Friday’s job report is undoubtedly the week’s most significant data release out of the US. However, ahead of that, other events also have the capacity to steer the greenback in either direction.

Nonfarm payrolls are projected to have increased by 312k in October. This is in stark contrast to September’s decline by 33k which marked the first time since 2010 that the economy experienced a reduction in positions. However, one should acknowledge that last month’s fall does not point to a weak economy, but to the negative effects of the devastating storms that have hit the US during September.

Ahead of the previous month’s report, expectations were for a rise in nonfarm payrolls by 90k. Despite the fall, the greenback recorded strong gains relative to majors as the numbers went public. Why so? Due to the storms, market participants assigned less weight on the number of positions and instead focused on the figures for average hourly earnings. Those surprised to the upside, growing by 2.9% year-on-year, within close distance of 3-4%, the range Fed chief Janet Yellen labelled as healthy growth in earnings.

The upcoming report will be biased upwards in terms of positions added to the economy relative to September’s as a result of the recovery mode the economy has naturally entered following the extreme natural phenomena hitting US soil. It is thus likely to again be the case that investors’ attention would fall on wage growth rather than on the number of jobs added to the economy.
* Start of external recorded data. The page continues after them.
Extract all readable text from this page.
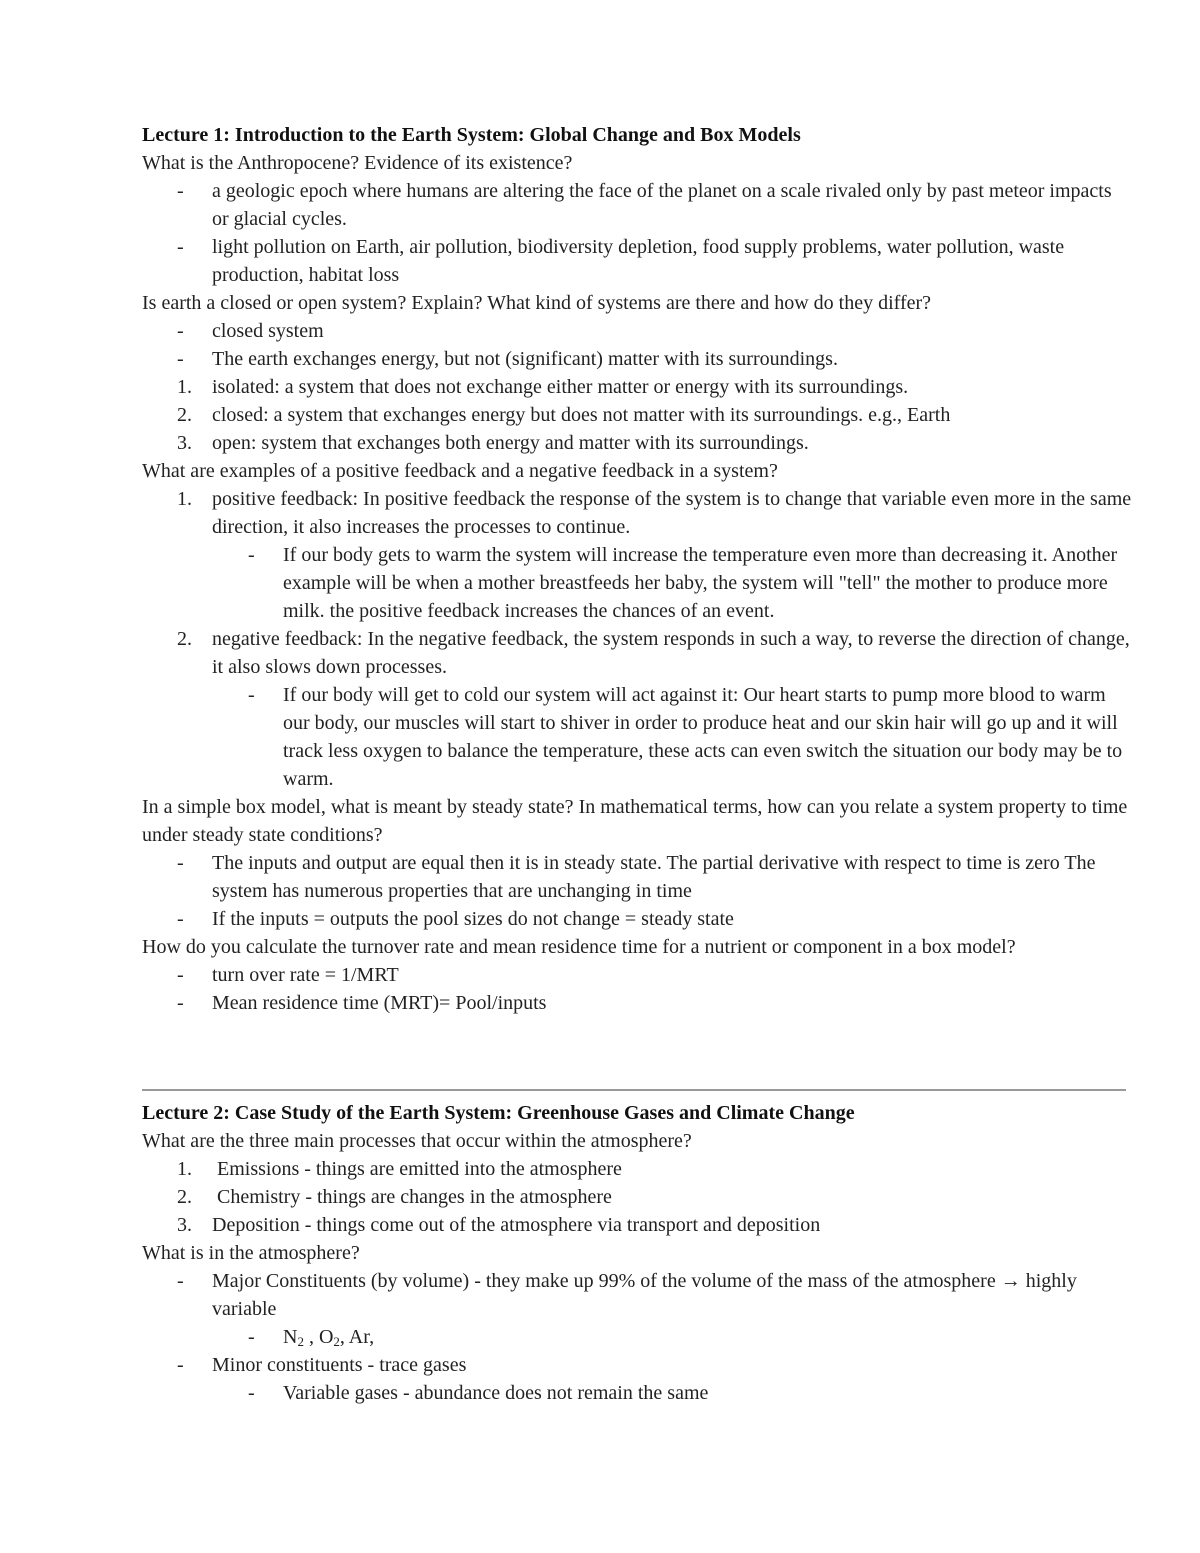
Lecture 1: Introduction to the Earth System: Global Change and Box Models
What is the Anthropocene? Evidence of its existence?
-	a geologic epoch where humans are altering the face of the planet on a scale rivaled only by past meteor impacts or glacial cycles.
-	light pollution on Earth, air pollution, biodiversity depletion, food supply problems, water pollution, waste production, habitat loss
Is earth a closed or open system? Explain? What kind of systems are there and how do they differ?
-	closed system
-	The earth exchanges energy, but not (significant) matter with its surroundings.
1.	isolated: a system that does not exchange either matter or energy with its surroundings.
2.	closed: a system that exchanges energy but does not matter with its surroundings. e.g., Earth
3.	open: system that exchanges both energy and matter with its surroundings.
What are examples of a positive feedback and a negative feedback in a system?
1.	positive feedback: In positive feedback the response of the system is to change that variable even more in the same direction, it also increases the processes to continue.
-	If our body gets to warm the system will increase the temperature even more than decreasing it. Another example will be when a mother breastfeeds her baby, the system will "tell" the mother to produce more milk. the positive feedback increases the chances of an event.
2.	negative feedback: In the negative feedback, the system responds in such a way, to reverse the direction of change, it also slows down processes.
-	If our body will get to cold our system will act against it: Our heart starts to pump more blood to warm our body, our muscles will start to shiver in order to produce heat and our skin hair will go up and it will track less oxygen to balance the temperature, these acts can even switch the situation our body may be to warm.
In a simple box model, what is meant by steady state? In mathematical terms, how can you relate a system property to time under steady state conditions?
-	The inputs and output are equal then it is in steady state. The partial derivative with respect to time is zero The system has numerous properties that are unchanging in time
-	If the inputs = outputs the pool sizes do not change = steady state
How do you calculate the turnover rate and mean residence time for a nutrient or component in a box model?
-	turn over rate = 1/MRT
-	Mean residence time (MRT)= Pool/inputs
Lecture 2: Case Study of the Earth System: Greenhouse Gases and Climate Change
What are the three main processes that occur within the atmosphere?
1.	Emissions - things are emitted into the atmosphere
2.	Chemistry - things are changes in the atmosphere
3.	Deposition - things come out of the atmosphere via transport and deposition
What is in the atmosphere?
-	Major Constituents (by volume) - they make up 99% of the volume of the mass of the atmosphere → highly variable
-	$N_2$ , $O_2$, Ar,
-	Minor constituents - trace gases
-	Variable gases - abundance does not remain the same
Projections are for average earnings to increase by 0.2% m/m and 2.7% y/y, slowing down from September’s 0.5% and 2.9% respectively. An upside surprise is expected to lead to a decline in euro/dollar, with the pair potentially finding support in the area around 1.1481, this being the 38.2% Fibonacci mark of the March 2 to September 8 upleg that saw the pair touching 1.2092, a near three-year high at the moment. Should wage growth fall short of expectations, then it is projected that euro/dollar would head higher with the range around 1.1717 – the 23.6% Fibonacci level of the aforementioned upleg – possibly acting as resistance.
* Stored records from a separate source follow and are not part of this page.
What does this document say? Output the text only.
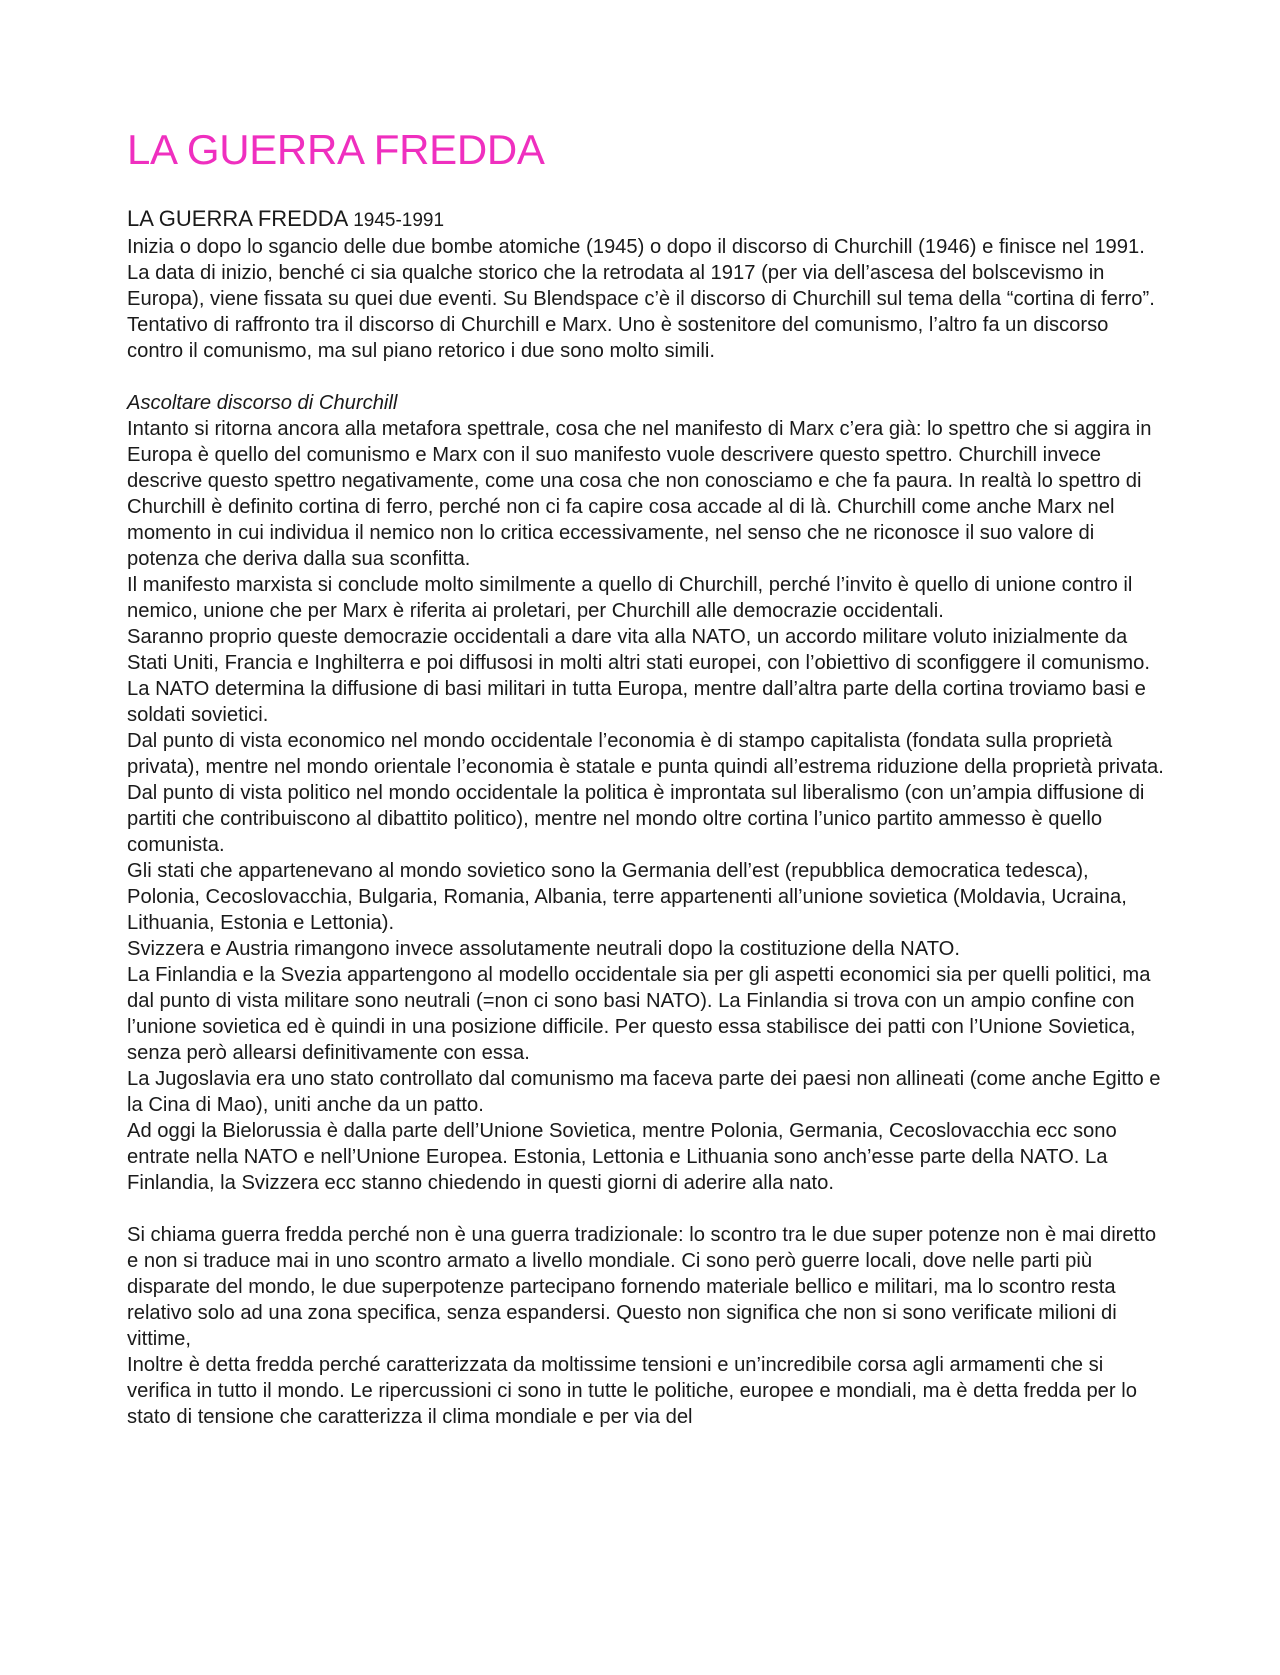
LA GUERRA FREDDA

LA GUERRA FREDDA 1945-1991

Inizia o dopo lo sgancio delle due bombe atomiche (1945) o dopo il discorso di Churchill (1946) e finisce nel 1991.

La data di inizio, benché ci sia qualche storico che la retrodata al 1917 (per via dell’ascesa del bolscevismo in Europa), viene fissata su quei due eventi. Su Blendspace c’è il discorso di Churchill sul tema della “cortina di ferro”.

Tentativo di raffronto tra il discorso di Churchill e Marx. Uno è sostenitore del comunismo, l’altro fa un discorso contro il comunismo, ma sul piano retorico i due sono molto simili.

Ascoltare discorso di Churchill

Intanto si ritorna ancora alla metafora spettrale, cosa che nel manifesto di Marx c’era già: lo spettro che si aggira in Europa è quello del comunismo e Marx con il suo manifesto vuole descrivere questo spettro. Churchill invece descrive questo spettro negativamente, come una cosa che non conosciamo e che fa paura. In realtà lo spettro di Churchill è definito cortina di ferro, perché non ci fa capire cosa accade al di là. Churchill come anche Marx nel momento in cui individua il nemico non lo critica eccessivamente, nel senso che ne riconosce il suo valore di potenza che deriva dalla sua sconfitta.

Il manifesto marxista si conclude molto similmente a quello di Churchill, perché l’invito è quello di unione contro il nemico, unione che per Marx è riferita ai proletari, per Churchill alle democrazie occidentali.

Saranno proprio queste democrazie occidentali a dare vita alla NATO, un accordo militare voluto inizialmente da Stati Uniti, Francia e Inghilterra e poi diffusosi in molti altri stati europei, con l’obiettivo di sconfiggere il comunismo. La NATO determina la diffusione di basi militari in tutta Europa, mentre dall’altra parte della cortina troviamo basi e soldati sovietici.

Dal punto di vista economico nel mondo occidentale l’economia è di stampo capitalista (fondata sulla proprietà privata), mentre nel mondo orientale l’economia è statale e punta quindi all’estrema riduzione della proprietà privata.

Dal punto di vista politico nel mondo occidentale la politica è improntata sul liberalismo (con un’ampia diffusione di partiti che contribuiscono al dibattito politico), mentre nel mondo oltre cortina l’unico partito ammesso è quello comunista.

Gli stati che appartenevano al mondo sovietico sono la Germania dell’est (repubblica democratica tedesca), Polonia, Cecoslovacchia, Bulgaria, Romania, Albania, terre appartenenti all’unione sovietica (Moldavia, Ucraina, Lithuania, Estonia e Lettonia).

Svizzera e Austria rimangono invece assolutamente neutrali dopo la costituzione della NATO.

La Finlandia e la Svezia appartengono al modello occidentale sia per gli aspetti economici sia per quelli politici, ma dal punto di vista militare sono neutrali (=non ci sono basi NATO). La Finlandia si trova con un ampio confine con l’unione sovietica ed è quindi in una posizione difficile. Per questo essa stabilisce dei patti con l’Unione Sovietica, senza però allearsi definitivamente con essa.

La Jugoslavia era uno stato controllato dal comunismo ma faceva parte dei paesi non allineati (come anche Egitto e la Cina di Mao), uniti anche da un patto.

Ad oggi la Bielorussia è dalla parte dell’Unione Sovietica, mentre Polonia, Germania, Cecoslovacchia ecc sono entrate nella NATO e nell’Unione Europea. Estonia, Lettonia e Lithuania sono anch’esse parte della NATO. La Finlandia, la Svizzera ecc stanno chiedendo in questi giorni di aderire alla nato.

Si chiama guerra fredda perché non è una guerra tradizionale: lo scontro tra le due super potenze non è mai diretto e non si traduce mai in uno scontro armato a livello mondiale. Ci sono però guerre locali, dove nelle parti più disparate del mondo, le due superpotenze partecipano fornendo materiale bellico e militari, ma lo scontro resta relativo solo ad una zona specifica, senza espandersi. Questo non significa che non si sono verificate milioni di vittime,

Inoltre è detta fredda perché caratterizzata da moltissime tensioni e un’incredibile corsa agli armamenti che si verifica in tutto il mondo. Le ripercussioni ci sono in tutte le politiche, europee e mondiali, ma è detta fredda per lo stato di tensione che caratterizza il clima mondiale e per via del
Beyond Friday’s much-anticipated release, investors are also paying attention to the Fed meeting that ends later today (no change in rates is expected), President Trump’s pick to lead the Fed (he indicated that will proceed with an announcement on Thursday) and developments on the tax front (Republican lawmakers are expected to introduce a bill to cut taxes during the week).
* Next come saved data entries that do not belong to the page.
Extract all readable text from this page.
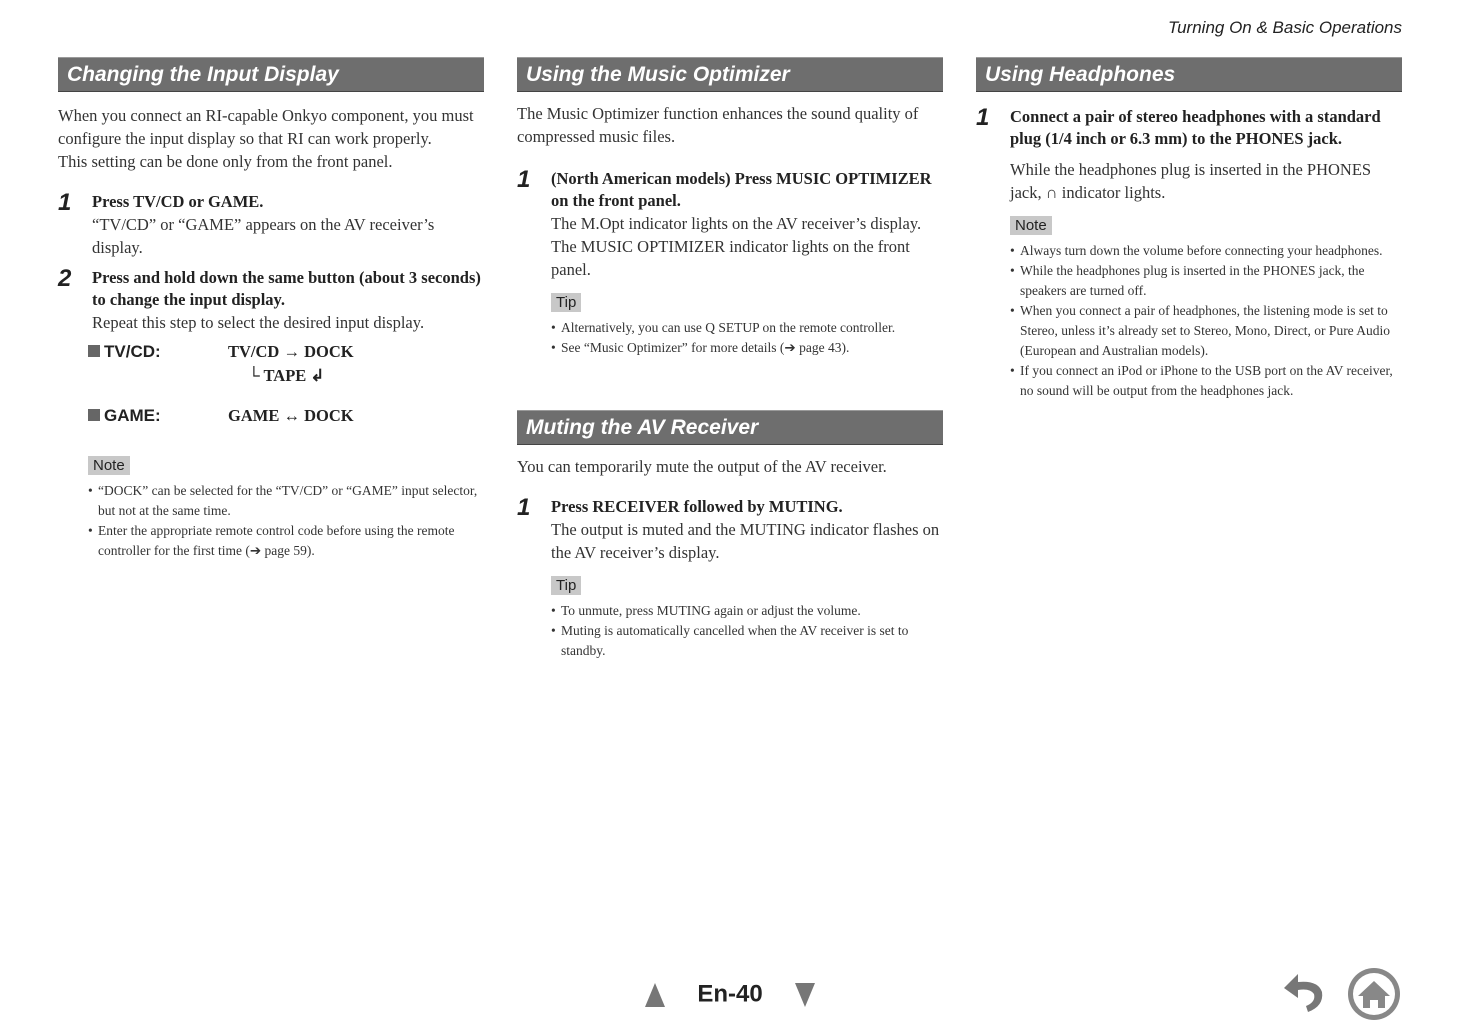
Turning On & Basic Operations
Changing the Input Display

When you connect an RI-capable Onkyo component, you must configure the input display so that RI can work properly.

This setting can be done only from the front panel.

1 Press TV/CD or GAME.

“TV/CD” or “GAME” appears on the AV receiver’s display.

2 Press and hold down the same button (about 3 seconds) to change the input display.

Repeat this step to select the desired input display.

TV/CD:	TV/CD → DOCK
└ TAPE ↲
GAME:	GAME ↔ DOCK
Note
• “DOCK” can be selected for the “TV/CD” or “GAME” input selector, but not at the same time.
• Enter the appropriate remote control code before using the remote controller for the first time (➔ page 59).
Using the Music Optimizer

The Music Optimizer function enhances the sound quality of compressed music files.

1 (North American models) Press MUSIC OPTIMIZER on the front panel.

The M.Opt indicator lights on the AV receiver’s display.

The MUSIC OPTIMIZER indicator lights on the front panel.

Tip
• Alternatively, you can use Q SETUP on the remote controller.
• See “Music Optimizer” for more details (➔ page 43).
Muting the AV Receiver

You can temporarily mute the output of the AV receiver.

1 Press RECEIVER followed by MUTING.

The output is muted and the MUTING indicator flashes on the AV receiver’s display.

Tip
• To unmute, press MUTING again or adjust the volume.
• Muting is automatically cancelled when the AV receiver is set to standby.
Using Headphones
1 Connect a pair of stereo headphones with a standard plug (1/4 inch or 6.3 mm) to the PHONES jack.

While the headphones plug is inserted in the PHONES jack, ∩ indicator lights.

Note
• Always turn down the volume before connecting your headphones.
• While the headphones plug is inserted in the PHONES jack, the speakers are turned off.
• When you connect a pair of headphones, the listening mode is set to Stereo, unless it’s already set to Stereo, Mono, Direct, or Pure Audio (European and Australian models).
• If you connect an iPod or iPhone to the USB port on the AV receiver, no sound will be output from the headphones jack.
En-40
The ADP employment numbers that reflect private-sector positions added to the economy and which are sometimes viewed as a precursor to the nonfarm payrolls report, beat expectations today with forex market participants going long the dollar versus other currencies as the figures went public. Also pertaining to October’s jobs report, the unemployment rate is anticipated to remain at the 16-year low of 4.2%.